Colpita da tanta ostilità l'Associazione dei medici cattolici italiani maturò l'idea di nominarlo membro onorario, quasi a ripagarlo del non poter far parte dell'Associazione francese.
Ho avuto la fortuna di parlare a più riprese Jerome Lejeune. Oltre che un conferenziere brillante, era una persona molto amabile e un conversatore affascinante. L'incontro con Lejeune è stato per me, medico, un esempio tangibile di come fosse possibile coniugare la fede e la scienza senza difficoltà ed esitazioni, senza paure e senza timidezza, semplicemente per rendere testimonianza alla verità. È stato anche l'esempio di una fedeltà senza riserve al Papa e alla Chiesa da parte di una personalità disposta a pagare di persona, in termini di successo accademico e di ricchezza, per non venir meno alla sua coscienza. Un esempio di cui mi sono spesso ricordato quando mi è capitato di subire torti e pressioni per testimoniare l'amore alla vita.
Lejeune è il padre della moderna citogenetica, ha esplorato le aberrazioni cromosomiche e i difetti di saldatura del tubo neurale, ha lottato per trovare terapie per i suoi piccoli pazienti. A lui si deve l'uso ormai comune di arricchire la dieta delle gestanti con acido folico, per prevenire i danni allo sviluppo del sistema nervoso centrale durante la gravidanza.

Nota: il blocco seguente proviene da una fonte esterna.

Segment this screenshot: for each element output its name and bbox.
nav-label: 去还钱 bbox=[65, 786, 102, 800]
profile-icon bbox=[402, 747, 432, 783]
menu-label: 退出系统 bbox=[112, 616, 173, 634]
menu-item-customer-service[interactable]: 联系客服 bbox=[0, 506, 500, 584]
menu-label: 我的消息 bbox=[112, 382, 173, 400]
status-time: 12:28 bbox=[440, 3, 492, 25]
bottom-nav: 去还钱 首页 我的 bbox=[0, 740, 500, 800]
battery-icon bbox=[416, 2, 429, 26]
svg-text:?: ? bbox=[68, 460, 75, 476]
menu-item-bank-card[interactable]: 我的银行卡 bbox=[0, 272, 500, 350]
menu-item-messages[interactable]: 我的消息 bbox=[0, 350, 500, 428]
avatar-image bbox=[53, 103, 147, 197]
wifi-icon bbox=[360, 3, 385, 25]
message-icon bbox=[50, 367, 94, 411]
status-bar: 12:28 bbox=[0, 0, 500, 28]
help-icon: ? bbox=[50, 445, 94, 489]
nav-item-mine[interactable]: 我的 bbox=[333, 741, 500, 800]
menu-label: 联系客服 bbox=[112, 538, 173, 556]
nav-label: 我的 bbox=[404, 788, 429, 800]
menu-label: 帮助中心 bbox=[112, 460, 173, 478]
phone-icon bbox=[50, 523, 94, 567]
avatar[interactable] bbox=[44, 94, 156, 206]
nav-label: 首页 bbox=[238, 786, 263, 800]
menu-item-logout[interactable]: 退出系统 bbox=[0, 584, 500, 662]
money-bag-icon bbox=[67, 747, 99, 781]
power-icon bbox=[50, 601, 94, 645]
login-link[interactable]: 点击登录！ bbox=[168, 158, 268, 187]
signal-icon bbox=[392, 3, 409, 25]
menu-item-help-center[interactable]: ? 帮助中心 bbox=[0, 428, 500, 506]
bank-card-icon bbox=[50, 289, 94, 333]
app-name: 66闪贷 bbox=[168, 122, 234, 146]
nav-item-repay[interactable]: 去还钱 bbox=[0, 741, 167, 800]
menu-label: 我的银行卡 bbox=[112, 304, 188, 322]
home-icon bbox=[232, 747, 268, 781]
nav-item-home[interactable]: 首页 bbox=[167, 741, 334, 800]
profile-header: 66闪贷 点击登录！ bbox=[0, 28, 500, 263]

Soprattutto gli dobbiamo una fedeltà indefettibile alla causa dei più fragili, i bambini non ancora nati. Senza rispetto per loro non è possibile costruire una società rispettosa di tutte le fragilità.
Lejeune è il modello di un laico capace di vivere in modo esemplare la vocazione cristiana nella famiglia, nella ricerca scientifica, nell'insegnamento e nella professione medica. Con Giovanni Paolo II sviluppò un legame speciale. Il Papa ne riconobbe pubblicamente la testimonianza nominandolo, pur già malato, primo presidente della neo­istituita Pontificia Accademia per la vita e inginocchiandosi, dopo la morte, sulla sua tomba nel cimitero di Parigi.
Convinto anch'io che Lejeune abbia esercitato in modo eroico le virtù cristiane, spero e prego che i suoi meriti possano essere riconosciuti dalla Chiesa. Sarebbe un modello formidabile per quanti operano nel campo della biologia e della medicina, oltre che per le gestanti in difficoltà, tentate di ricorrere all'aborto, e per tutti i bambini con problemi malformativi, ritardo mentale e malattie genetiche. Sarebbe il riferimento ideale per chi difende la vita e promuovere la dignità dell'uomo. Oggi Jerome Lejeune può aiutarci a recuperare un'antropologia rispettosa di ogni uomo e di tutto l'uomo, senza riserve e senza discriminazioni.